A Otimização da Recuperação Pós-operatória (ERAS em inglês) é uma mudança no paradigma do atendimento perioperatório, projetada para minimizar os efeitos do estresse cirúrgico e facilitar com segurança uma alta precoce. Um grande conjunto de evidências mostrou que essa abordagem multidisciplinar ao atendimento padronizado do paciente cirúrgico com as melhores práticas reduz significativamente complicações, taxas de infecção, reinternações, custos e duração da internação (LOS), além de aumentar a satisfação do paciente. 1, 2

O Hospital de Saint Mary, um hospital escola comunitário de tratamento intensivo em Waterbury, Connecticut, mostrou os benefícios clínicos e financeiros de um programa de ERAS que inclui a anestesia regional guiada por ultrassom (USGRA). Desde o lançamento do programa de ERAS com economia de opioides em outubro de 2015, o hospital Saint Mary tem tido melhorias impressionantes na segurança e qualidade do tratamento de pacientes que passaram por cirurgia colorretal, junto com reduções significativas no uso de opioides. A LOS média diminuiu de 6,3 dias para 4,3 e muitos pacientes foram para casa no segundo dia após a cirurgia, levando à economia de mais de US$ 1,5 milhão nos primeiros três anos do programa.

Controle eficaz da dor e otimização da recuperação com bloqueios TAP

USGRA é o componente-chave do programa de ERAS do hospital Saint Mary. Para cirurgias colorretais e outras intervenções abdominais, os cirurgiões do Saint Mary administraram bloqueios do plano transverso abdominal (TAP) guiados por ultrassom. Uma recente revisão abrangente da literatura mostrou que essa técnica oferece benefícios que se alinham aos objetivos do ERAS, incluindo o seguinte:3

  • Os bloqueios do TAP diminuem significativamente o uso de opioides no pós-operatório em comparação ao placebo, a infiltração em feridas ou a analgesia controlada pelo paciente (PCA) com administração de opioide por via intravenosa
  • Os bloqueios do TAP são seguros, econômicos e fáceis
  • Os bloqueios do TAP oferecem controle eficaz da dor com mínima complicação

Um estudo comparativo recentemente analisou os bloqueios do TAP em relação à anestesia epidural em pacientes que passaram por ressecção laparoscópica do cólon. O uso de morfina no pós-operatório foi 51% menor em pacientes que receberam os bloqueios do TAP (com resgate de PCA, se necessário).4 O grupo do TAP também apresentou escores menores de dor, retorno mais rápido da função intestinal e redução do tempo de internação (3,4 dias em comparação a 5,7 dias para o grupo que recebeu a anestesia epidural).
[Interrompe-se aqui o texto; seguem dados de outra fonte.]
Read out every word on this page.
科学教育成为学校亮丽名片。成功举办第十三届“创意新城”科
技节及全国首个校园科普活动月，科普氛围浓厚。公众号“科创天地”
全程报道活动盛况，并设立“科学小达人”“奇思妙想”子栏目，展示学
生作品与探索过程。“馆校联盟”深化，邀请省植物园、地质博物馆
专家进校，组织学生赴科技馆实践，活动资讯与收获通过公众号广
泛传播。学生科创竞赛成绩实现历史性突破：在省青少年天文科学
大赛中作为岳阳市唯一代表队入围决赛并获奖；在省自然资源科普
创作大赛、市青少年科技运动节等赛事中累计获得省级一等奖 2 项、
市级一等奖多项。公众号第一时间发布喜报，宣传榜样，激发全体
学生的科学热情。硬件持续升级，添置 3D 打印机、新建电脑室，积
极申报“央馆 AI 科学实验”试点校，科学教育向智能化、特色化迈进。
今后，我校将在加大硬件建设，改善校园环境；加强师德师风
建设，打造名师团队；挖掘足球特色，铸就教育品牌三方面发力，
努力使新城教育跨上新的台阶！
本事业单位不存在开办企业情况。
O programa de ERAS do Saint Mary reduziu em 60% o consumo de opioides por pacientes. Muitos pacientes conseguiram evitar completamente o uso de narcóticos e relatam que a dor pós-cirúrgica foi bem controlada com USGRA e medicamentos não narcóticos.

Maior satisfação do paciente

O programa de ERAS também é importante para aumentar a satisfação do paciente. Em um caso, uma mulher de 44 anos com câncer de cólon chegou no Saint Mary para uma consulta pré-cirúrgica. Ela estava muito nervosa por causa das complicações que ela havia tido em uma cirurgia abdominal anterior realizada em outro hospital. Também estava com medo de se viciar em opioides porque isso havia acontecido com um amigo após ele ter sido tratado com opioides por causa de lesões.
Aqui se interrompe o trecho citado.